From "in full Faith and Trust",

to "In full Faith and Credit".

sampaine's picture

Holding cash is risky if you believe the banks are insolvent (most are). If you have $100 million and you want to protect your principal, you can't just stick it in a bank.

Lost in translation's picture

Understood and agree, thanks for taking time to reply to my question(s)!

*Addendum: forgot to ask - instead of buying bonds, why don't they buy physical gold?

new game's picture

billions leaving japan and china finding new homes, HeHe, treasuries and structures. lol.

and maybe now an euro flight to world reserve currency. and how fucked up is all this? insanity, yes fucking nuts.

but a glimpse at gold and silver will reveal all is not insane...

Arnold's picture

If only we had the moral imperative to protect that capital / capitol flow, rather than steal it,

Things would be all good.

29.5 hours's picture

 

You are the only one confused. Cheer up, now they can make valuable securities from non-performing loans...

 

Europe's Asset-Backed Bond Market Is Growing More Mysterious

"While many retained deals are destined for use as collateral at the European Central Bank's liquidity programs, securitization of whole loan portfolios including non-performing loans, is a source of growth for retained deals, according to Bank of America."


Kagemusho's picture

And here on the home front, EBTs are once more delayed, with rumors flying thick and fast as to the reasons. http://downdetector.com/status/snap-ebt/news/57141-problems-at-snap-ebt

As the old saying goes, "Once is an accident, twice is a coincidence, three times is a conspiracy." A lot of people on EBT have skipped the second step and are considering the third as reflecting reality. How long before the explosion?

 

When The Music Stops – How America’s Cities May Explode In Violence  http://www.theprepperjournal.com/2013/09/05/music-stops-americas-cities-...
nmewn's picture

The Keynesian Response...

Print Moar And Hand It To Them At Sub Zero Percent!!!

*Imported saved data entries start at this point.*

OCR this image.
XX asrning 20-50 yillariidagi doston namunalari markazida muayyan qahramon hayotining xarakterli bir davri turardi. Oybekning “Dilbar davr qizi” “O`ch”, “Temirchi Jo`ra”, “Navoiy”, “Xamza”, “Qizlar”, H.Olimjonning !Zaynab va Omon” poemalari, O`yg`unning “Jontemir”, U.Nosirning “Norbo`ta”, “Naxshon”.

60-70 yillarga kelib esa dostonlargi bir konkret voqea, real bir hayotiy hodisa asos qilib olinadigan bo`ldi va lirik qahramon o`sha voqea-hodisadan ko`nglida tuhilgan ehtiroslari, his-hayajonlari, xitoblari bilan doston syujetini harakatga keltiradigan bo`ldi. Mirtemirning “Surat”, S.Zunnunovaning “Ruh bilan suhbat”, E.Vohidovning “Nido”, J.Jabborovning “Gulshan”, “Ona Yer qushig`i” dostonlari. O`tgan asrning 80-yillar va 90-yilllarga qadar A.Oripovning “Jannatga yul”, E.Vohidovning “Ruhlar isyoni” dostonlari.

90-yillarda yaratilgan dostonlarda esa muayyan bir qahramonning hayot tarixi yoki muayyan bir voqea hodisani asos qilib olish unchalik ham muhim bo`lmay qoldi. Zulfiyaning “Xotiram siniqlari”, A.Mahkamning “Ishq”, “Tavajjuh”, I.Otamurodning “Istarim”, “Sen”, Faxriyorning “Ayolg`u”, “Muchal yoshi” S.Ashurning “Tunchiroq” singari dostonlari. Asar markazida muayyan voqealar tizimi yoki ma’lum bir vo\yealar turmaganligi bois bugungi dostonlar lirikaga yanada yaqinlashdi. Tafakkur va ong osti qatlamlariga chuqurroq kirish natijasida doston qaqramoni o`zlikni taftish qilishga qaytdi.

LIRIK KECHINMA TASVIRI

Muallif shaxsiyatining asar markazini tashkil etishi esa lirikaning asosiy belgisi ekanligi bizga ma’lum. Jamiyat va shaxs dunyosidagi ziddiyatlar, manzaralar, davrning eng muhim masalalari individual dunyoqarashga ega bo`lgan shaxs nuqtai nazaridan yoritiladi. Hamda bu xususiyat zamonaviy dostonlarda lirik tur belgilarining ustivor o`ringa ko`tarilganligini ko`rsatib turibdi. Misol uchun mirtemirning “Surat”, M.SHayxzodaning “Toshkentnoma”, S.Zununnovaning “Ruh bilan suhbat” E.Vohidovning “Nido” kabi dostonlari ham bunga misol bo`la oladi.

They're like trained seals barking in this world wide financial circus.

dark fiber's picture

Sort of unrelated but Hungary has just declared a referendum on October 2 regarding EU immigration policy. In short EU is screwed and Italy is just another symptom.

Stu Elsample's picture

EU...a test run for a single gubment NWO ... is a huge FAIL!

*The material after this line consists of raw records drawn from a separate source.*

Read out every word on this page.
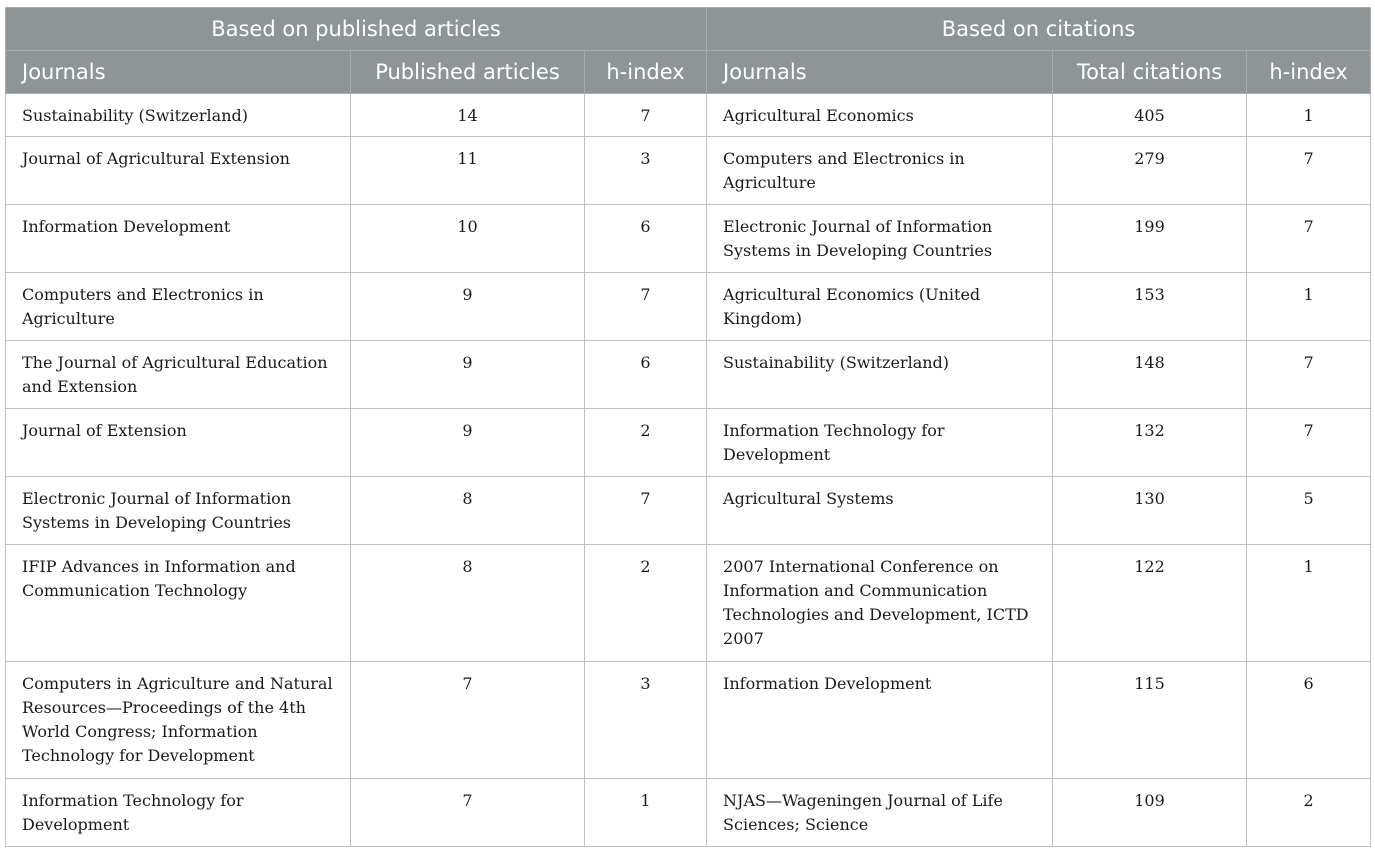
Based on published articles			Based on citations		
Journals	Published articles	h-index	Journals	Total citations	h-index
Sustainability (Switzerland)	14	7	Agricultural Economics	405	1
Journal of Agricultural Extension	11	3	Computers and Electronics in Agriculture	279	7
Information Development	10	6	Electronic Journal of Information Systems in Developing Countries	199	7
Computers and Electronics in Agriculture	9	7	Agricultural Economics (United Kingdom)	153	1
The Journal of Agricultural Education and Extension	9	6	Sustainability (Switzerland)	148	7
Journal of Extension	9	2	Information Technology for Development	132	7
Electronic Journal of Information Systems in Developing Countries	8	7	Agricultural Systems	130	5
IFIP Advances in Information and Communication Technology	8	2	2007 International Conference on Information and Communication Technologies and Development, ICTD 2007	122	1
Computers in Agriculture and Natural Resources—Proceedings of the 4th World Congress; Information Technology for Development	7	3	Information Development	115	6
Information Technology for Development	7	1	NJAS—Wageningen Journal of Life Sciences; Science	109	2
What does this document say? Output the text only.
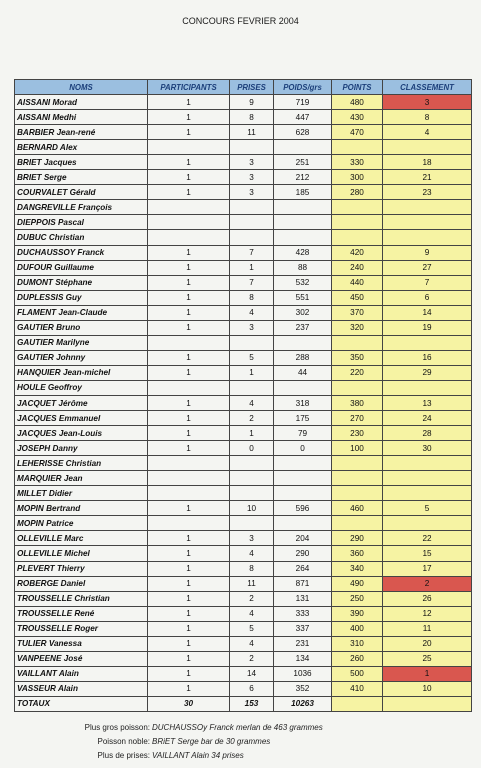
CONCOURS FEVRIER 2004
NOMS	PARTICIPANTS	PRISES	POIDS/grs	POINTS	CLASSEMENT
AISSANI Morad	1	9	719	480	3
AISSANI Medhi	1	8	447	430	8
BARBIER Jean-rené	1	11	628	470	4
BERNARD Alex					
BRIET Jacques	1	3	251	330	18
BRIET Serge	1	3	212	300	21
COURVALET Gérald	1	3	185	280	23
DANGREVILLE François					
DIEPPOIS Pascal					
DUBUC Christian					
DUCHAUSSOY Franck	1	7	428	420	9
DUFOUR Guillaume	1	1	88	240	27
DUMONT Stéphane	1	7	532	440	7
DUPLESSIS Guy	1	8	551	450	6
FLAMENT Jean-Claude	1	4	302	370	14
GAUTIER Bruno	1	3	237	320	19
GAUTIER Marilyne					
GAUTIER Johnny	1	5	288	350	16
HANQUIER Jean-michel	1	1	44	220	29
HOULE Geoffroy					
JACQUET Jérôme	1	4	318	380	13
JACQUES Emmanuel	1	2	175	270	24
JACQUES Jean-Louis	1	1	79	230	28
JOSEPH Danny	1	0	0	100	30
LEHERISSE Christian					
MARQUIER Jean					
MILLET Didier					
MOPIN Bertrand	1	10	596	460	5
MOPIN Patrice					
OLLEVILLE Marc	1	3	204	290	22
OLLEVILLE Michel	1	4	290	360	15
PLEVERT Thierry	1	8	264	340	17
ROBERGE Daniel	1	11	871	490	2
TROUSSELLE Christian	1	2	131	250	26
TROUSSELLE René	1	4	333	390	12
TROUSSELLE Roger	1	5	337	400	11
TULIER Vanessa	1	4	231	310	20
VANPEENE José	1	2	134	260	25
VAILLANT Alain	1	14	1036	500	1
VASSEUR Alain	1	6	352	410	10
TOTAUX	30	153	10263		
Plus gros poisson: DUCHAUSSOy Franck merlan de 463 grammes
Poisson noble: BRiET Serge bar de 30 grammes
Plus de prises: VAILLANT Alain 34 prises
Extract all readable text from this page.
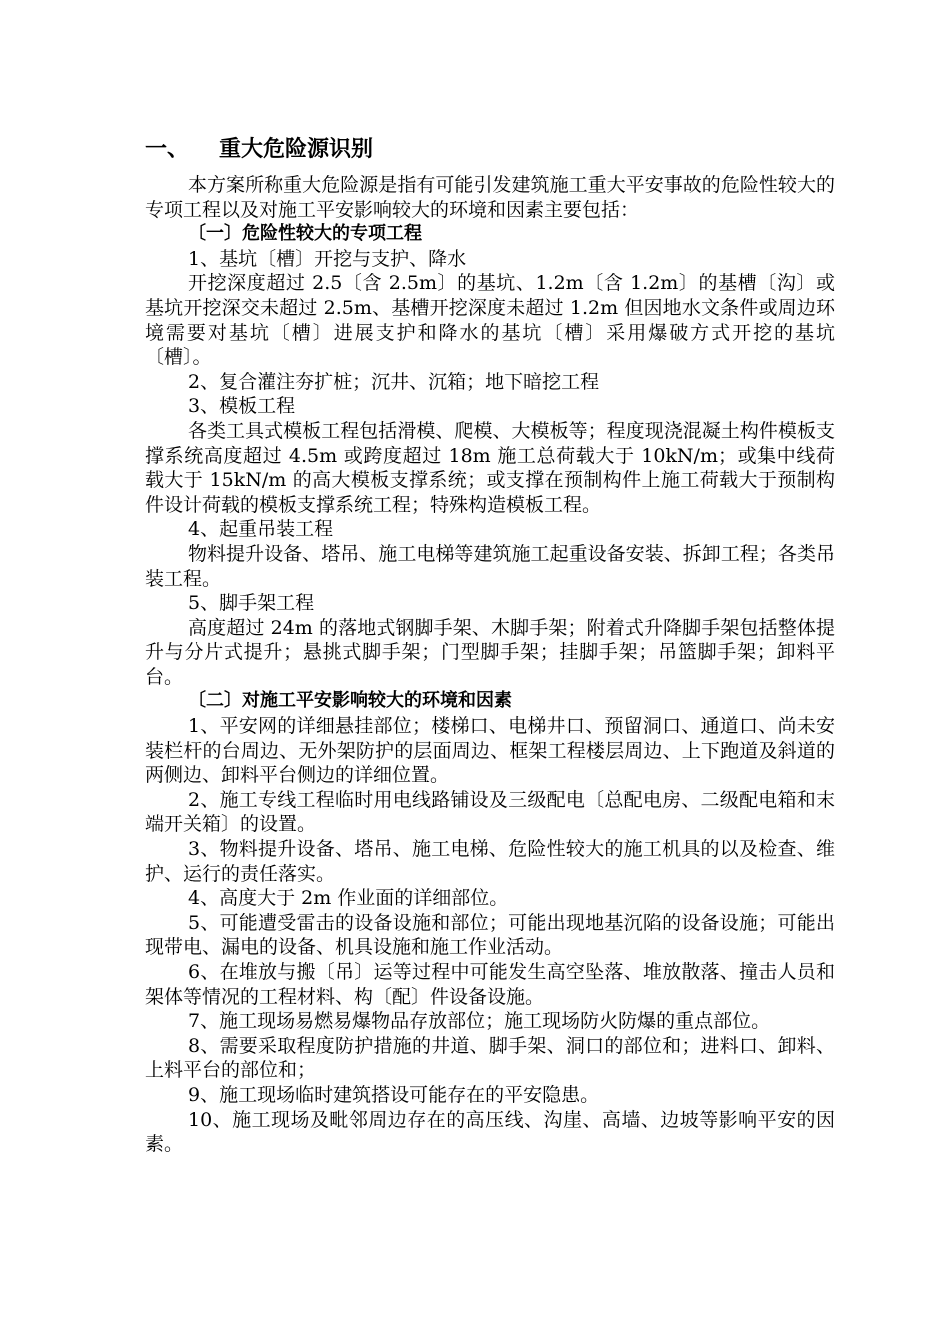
一、 重大危险源识别

本方案所称重大危险源是指有可能引发建筑施工重大平安事故的危险性较大的专项工程以及对施工平安影响较大的环境和因素主要包括：

〔一〕危险性较大的专项工程

1、基坑〔槽〕开挖与支护、降水

开挖深度超过 2.5〔含 2.5m〕的基坑、1.2m〔含 1.2m〕的基槽〔沟〕或基坑开挖深交未超过 2.5m、基槽开挖深度未超过 1.2m 但因地水文条件或周边环境需要对基坑〔槽〕进展支护和降水的基坑〔槽〕采用爆破方式开挖的基坑〔槽〕。

2、复合灌注夯扩桩；沉井、沉箱；地下暗挖工程

3、模板工程

各类工具式模板工程包括滑模、爬模、大模板等；程度现浇混凝土构件模板支撑系统高度超过 4.5m 或跨度超过 18m 施工总荷载大于 10kN/m；或集中线荷载大于 15kN/m 的高大模板支撑系统；或支撑在预制构件上施工荷载大于预制构件设计荷载的模板支撑系统工程；特殊构造模板工程。

4、起重吊装工程

物料提升设备、塔吊、施工电梯等建筑施工起重设备安装、拆卸工程；各类吊装工程。

5、脚手架工程

高度超过 24m 的落地式钢脚手架、木脚手架；附着式升降脚手架包括整体提升与分片式提升；悬挑式脚手架；门型脚手架；挂脚手架；吊篮脚手架；卸料平台。

〔二〕对施工平安影响较大的环境和因素

1、平安网的详细悬挂部位；楼梯口、电梯井口、预留洞口、通道口、尚未安装栏杆的台周边、无外架防护的层面周边、框架工程楼层周边、上下跑道及斜道的两侧边、卸料平台侧边的详细位置。

2、施工专线工程临时用电线路铺设及三级配电〔总配电房、二级配电箱和末端开关箱〕的设置。

3、物料提升设备、塔吊、施工电梯、危险性较大的施工机具的以及检查、维护、运行的责任落实。

4、高度大于 2m 作业面的详细部位。

5、可能遭受雷击的设备设施和部位；可能出现地基沉陷的设备设施；可能出现带电、漏电的设备、机具设施和施工作业活动。

6、在堆放与搬〔吊〕运等过程中可能发生高空坠落、堆放散落、撞击人员和架体等情况的工程材料、构〔配〕件设备设施。

7、施工现场易燃易爆物品存放部位；施工现场防火防爆的重点部位。

8、需要采取程度防护措施的井道、脚手架、洞口的部位和；进料口、卸料、上料平台的部位和；

9、施工现场临时建筑搭设可能存在的平安隐患。

10、施工现场及毗邻周边存在的高压线、沟崖、高墙、边坡等影响平安的因素。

TradingIsLifeBrah's picture
TradingIsLifeBrah (not verified) dark fiber Jul 5, 2016 8:27 AM

It could be a positive if the people vote that they like the increase in migrants.

Dragon HAwk's picture

Italy and Britain leaving the EU is like loosing the Ponderosa in a Poker game, and then thinking you will get rich at the Next Table..

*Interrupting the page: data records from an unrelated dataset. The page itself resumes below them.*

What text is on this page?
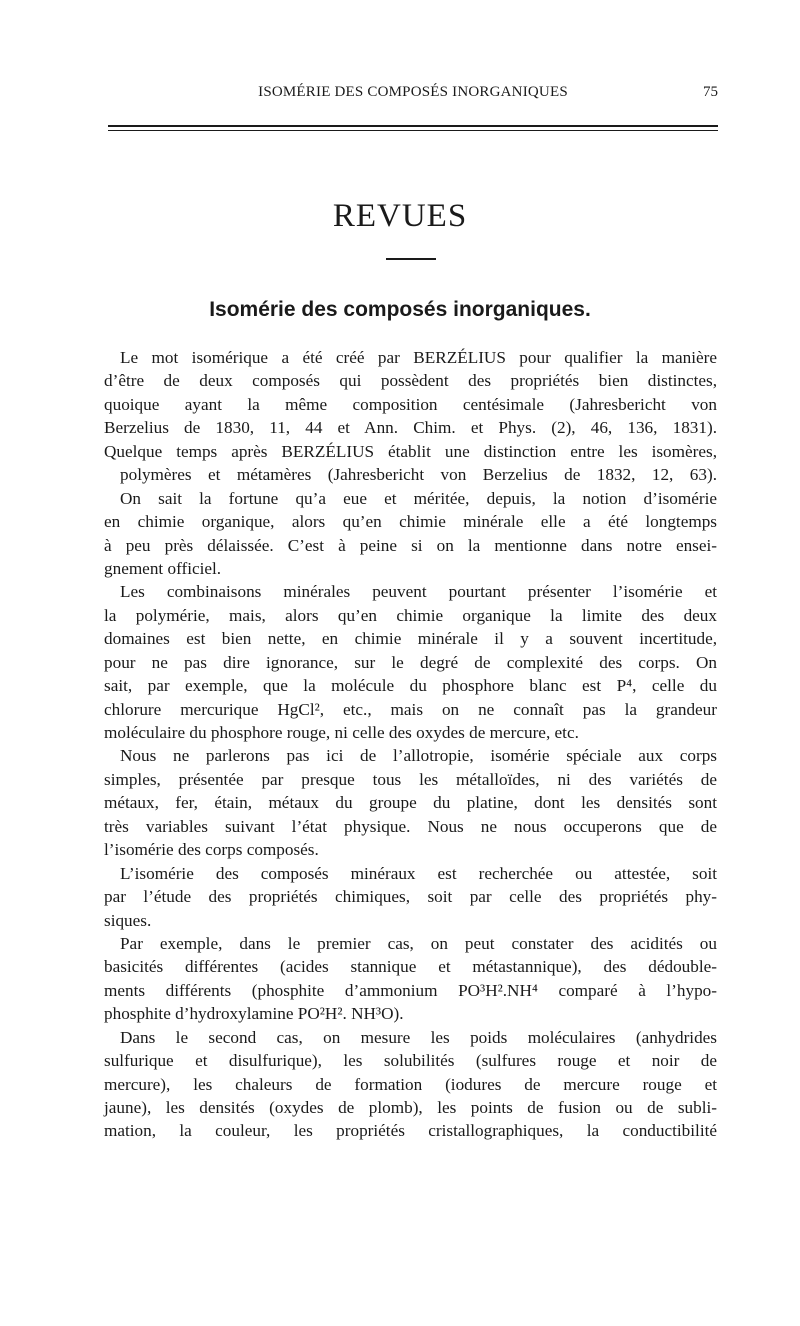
ISOMÉRIE DES COMPOSÉS INORGANIQUES	75
REVUES
Isomérie des composés inorganiques.
Le mot isomérique a été créé par BERZÉLIUS pour qualifier la manière
d’être de deux composés qui possèdent des propriétés bien distinctes,
quoique ayant la même composition centésimale (Jahresbericht von
Berzelius de 1830, 11, 44 et Ann. Chim. et Phys. (2), 46, 136, 1831).
Quelque temps après BERZÉLIUS établit une distinction entre les isomères,
polymères et métamères (Jahresbericht von Berzelius de 1832, 12, 63).
On sait la fortune qu’a eue et méritée, depuis, la notion d’isomérie
en chimie organique, alors qu’en chimie minérale elle a été longtemps
à peu près délaissée. C’est à peine si on la mentionne dans notre ensei-
gnement officiel.
Les combinaisons minérales peuvent pourtant présenter l’isomérie et
la polymérie, mais, alors qu’en chimie organique la limite des deux
domaines est bien nette, en chimie minérale il y a souvent incertitude,
pour ne pas dire ignorance, sur le degré de complexité des corps. On
sait, par exemple, que la molécule du phosphore blanc est P⁴, celle du
chlorure mercurique HgCl², etc., mais on ne connaît pas la grandeur
moléculaire du phosphore rouge, ni celle des oxydes de mercure, etc.
Nous ne parlerons pas ici de l’allotropie, isomérie spéciale aux corps
simples, présentée par presque tous les métalloïdes, ni des variétés de
métaux, fer, étain, métaux du groupe du platine, dont les densités sont
très variables suivant l’état physique. Nous ne nous occuperons que de
l’isomérie des corps composés.
L’isomérie des composés minéraux est recherchée ou attestée, soit
par l’étude des propriétés chimiques, soit par celle des propriétés phy-
siques.
Par exemple, dans le premier cas, on peut constater des acidités ou
basicités différentes (acides stannique et métastannique), des dédouble-
ments différents (phosphite d’ammonium PO³H².NH⁴ comparé à l’hypo-
phosphite d’hydroxylamine PO²H². NH³O).
Dans le second cas, on mesure les poids moléculaires (anhydrides
sulfurique et disulfurique), les solubilités (sulfures rouge et noir de
mercure), les chaleurs de formation (iodures de mercure rouge et
jaune), les densités (oxydes de plomb), les points de fusion ou de subli-
mation, la couleur, les propriétés cristallographiques, la conductibilité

TradingIsLifeBrah's picture
TradingIsLifeBrah (not verified) Jul 5, 2016 8:17 AM

I thought Silver was over $20? What happened?

RawPawg's picture

we gonna need  some more July 4th hoildays,apparently

Phillyguy's picture

Italian banks are the proverbial tip of the iceberg. As pointed out by ZH yesterday- Deutsche Bank is “where Lehman was in August 2008”. Link: www.zerohedge.com/news/2016-07-04/meanwhile-most-systemically-dangerous-bank-world

Leman recap- Link: www.nytimes.com/2014/09/30/business/revisiting-the-lehman-brothers-bailo...

When this starts to unwind, things are likely to get ugly very fast. Fasten your seatbelt.